This week I lost track of the hot air blowing around the Capitol and the wintery winds blowing across the nation. Headlines from home whipped me back to another life in which I taught fifth grade. During those six years, I shepherded 153 ten-year-olds through what I considered the peak of childhood: they were old enough to get in and out of their winter wear without help, but young enough to still think that being “teacher’s assistant” was cool. Some of my little sheep scampered around my legs and nudged at my hands, while others romped a short distance away. Still others required regular use of my “hook and crook” for a garden variety of small offenses.
Even though I shared but a short season of their lives, I had big dreams for them. They were young and their futures were open roads, blank slates, theirs for the taking. I still have big dreams for them. At thirty-ish, they are still young and their futures are still open roads.

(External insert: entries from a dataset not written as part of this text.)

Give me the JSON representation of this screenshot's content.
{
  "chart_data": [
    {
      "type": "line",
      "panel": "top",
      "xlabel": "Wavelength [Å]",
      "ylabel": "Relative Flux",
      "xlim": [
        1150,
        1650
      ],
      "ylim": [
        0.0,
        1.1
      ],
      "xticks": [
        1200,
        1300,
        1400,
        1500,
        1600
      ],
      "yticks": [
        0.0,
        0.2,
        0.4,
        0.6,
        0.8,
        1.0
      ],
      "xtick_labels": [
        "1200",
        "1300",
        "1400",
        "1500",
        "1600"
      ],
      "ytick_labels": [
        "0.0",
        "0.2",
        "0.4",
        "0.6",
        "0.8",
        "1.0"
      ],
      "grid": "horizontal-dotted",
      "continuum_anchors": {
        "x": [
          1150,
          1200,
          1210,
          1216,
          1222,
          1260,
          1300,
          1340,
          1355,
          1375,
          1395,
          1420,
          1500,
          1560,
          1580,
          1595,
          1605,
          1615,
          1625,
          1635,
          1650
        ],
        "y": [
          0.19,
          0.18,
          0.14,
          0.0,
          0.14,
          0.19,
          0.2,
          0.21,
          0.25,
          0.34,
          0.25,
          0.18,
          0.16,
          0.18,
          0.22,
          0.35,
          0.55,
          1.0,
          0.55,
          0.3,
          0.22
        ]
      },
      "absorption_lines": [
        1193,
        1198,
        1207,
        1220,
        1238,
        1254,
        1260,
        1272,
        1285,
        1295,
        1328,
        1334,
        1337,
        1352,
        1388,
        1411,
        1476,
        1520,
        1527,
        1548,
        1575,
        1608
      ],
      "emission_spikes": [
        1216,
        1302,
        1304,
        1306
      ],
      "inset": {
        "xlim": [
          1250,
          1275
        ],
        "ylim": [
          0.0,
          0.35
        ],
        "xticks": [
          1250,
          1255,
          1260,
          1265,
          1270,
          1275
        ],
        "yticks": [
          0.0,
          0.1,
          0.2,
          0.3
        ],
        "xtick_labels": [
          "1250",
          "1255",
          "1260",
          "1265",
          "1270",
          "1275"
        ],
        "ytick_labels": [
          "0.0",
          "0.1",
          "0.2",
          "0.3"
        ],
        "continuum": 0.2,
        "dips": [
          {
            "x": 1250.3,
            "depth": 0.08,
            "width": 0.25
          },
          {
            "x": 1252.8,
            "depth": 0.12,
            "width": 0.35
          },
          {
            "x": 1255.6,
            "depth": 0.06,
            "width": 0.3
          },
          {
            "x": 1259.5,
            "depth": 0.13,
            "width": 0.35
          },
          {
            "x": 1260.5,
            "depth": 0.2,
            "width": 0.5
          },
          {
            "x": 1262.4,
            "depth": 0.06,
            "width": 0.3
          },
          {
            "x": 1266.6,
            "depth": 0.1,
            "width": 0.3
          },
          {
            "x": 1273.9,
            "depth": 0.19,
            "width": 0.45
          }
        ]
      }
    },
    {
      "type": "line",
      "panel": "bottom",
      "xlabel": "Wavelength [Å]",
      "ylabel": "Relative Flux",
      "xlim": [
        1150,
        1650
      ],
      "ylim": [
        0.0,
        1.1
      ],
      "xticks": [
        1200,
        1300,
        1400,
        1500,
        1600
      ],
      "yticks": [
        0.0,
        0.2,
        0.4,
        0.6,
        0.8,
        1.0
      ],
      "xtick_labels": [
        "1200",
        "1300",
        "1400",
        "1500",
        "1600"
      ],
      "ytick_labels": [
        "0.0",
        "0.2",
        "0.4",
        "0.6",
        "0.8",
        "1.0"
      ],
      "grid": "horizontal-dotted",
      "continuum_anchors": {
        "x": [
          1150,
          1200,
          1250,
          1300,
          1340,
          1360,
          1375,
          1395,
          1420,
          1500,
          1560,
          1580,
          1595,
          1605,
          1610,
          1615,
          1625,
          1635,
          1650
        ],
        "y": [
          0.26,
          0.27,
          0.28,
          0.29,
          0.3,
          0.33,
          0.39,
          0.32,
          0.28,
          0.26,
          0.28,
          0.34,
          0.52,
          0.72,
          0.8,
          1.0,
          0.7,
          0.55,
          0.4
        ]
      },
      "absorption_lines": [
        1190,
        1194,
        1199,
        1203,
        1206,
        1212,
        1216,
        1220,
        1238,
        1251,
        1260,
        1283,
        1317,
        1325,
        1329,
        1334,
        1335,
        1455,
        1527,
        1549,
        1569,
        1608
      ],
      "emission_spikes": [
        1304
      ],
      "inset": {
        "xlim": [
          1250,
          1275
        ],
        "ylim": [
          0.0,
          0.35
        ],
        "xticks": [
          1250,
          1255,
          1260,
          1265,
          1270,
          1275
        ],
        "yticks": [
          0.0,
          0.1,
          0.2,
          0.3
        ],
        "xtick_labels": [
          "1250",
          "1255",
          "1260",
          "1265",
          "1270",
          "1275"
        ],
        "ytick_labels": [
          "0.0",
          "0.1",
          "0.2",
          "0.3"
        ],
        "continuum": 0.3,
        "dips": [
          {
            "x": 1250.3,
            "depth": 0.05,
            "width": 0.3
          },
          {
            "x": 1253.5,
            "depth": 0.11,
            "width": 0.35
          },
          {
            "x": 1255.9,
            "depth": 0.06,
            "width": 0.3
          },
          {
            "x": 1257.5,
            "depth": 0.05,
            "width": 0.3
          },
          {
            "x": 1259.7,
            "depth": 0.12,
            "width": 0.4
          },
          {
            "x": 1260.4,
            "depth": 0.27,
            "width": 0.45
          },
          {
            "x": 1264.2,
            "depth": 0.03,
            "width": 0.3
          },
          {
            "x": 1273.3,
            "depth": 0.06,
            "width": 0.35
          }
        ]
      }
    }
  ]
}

At least, most of them. Over the years I have learned of students who charted dangerous courses – routes I silently and sadly expected. They were already at risk when they were ten. But the student who made news this week wasn’t one of those “at risk” ten-year-olds. He came from the finest of families, and he flourished in fifth grade. I loved him. At the end of the year, his sweet parents thanked me and said if they had a dozen more kids, they’d request me as teacher for all of them. And I’d have been privileged to serve that family for as long as they sent me children.

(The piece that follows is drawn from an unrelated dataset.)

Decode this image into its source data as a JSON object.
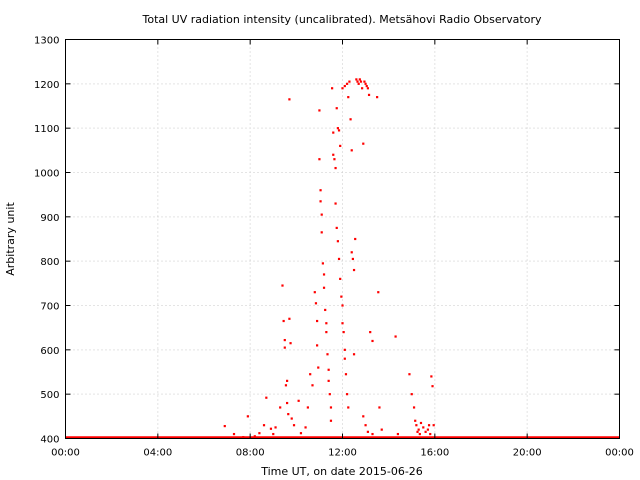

I can’t begin to understand how my student grew into the man behind the horrific headlines. I am brokenhearted over the devastation he has confessed to causing. He brutally robbed a much-loved person of her “open road,” and he certainly closed off his own. He shattered every big dream that anyone has ever had for him.
My grief is small, so very small, compared to so many others in this December that can’t end soon enough. In this year’s Advent season, the season of anticipating God’s breaking into the darkness of the world, the darkness seemed especially dark. I am so glad that Immanuel has “already” come. But while we live in these still-dark days of “not yet,” I do wish His light would shine a bit brighter. I long for the day when He will break into this dark place again to right all the wrongs and dry all the tears. Lord Jesus, come quickly.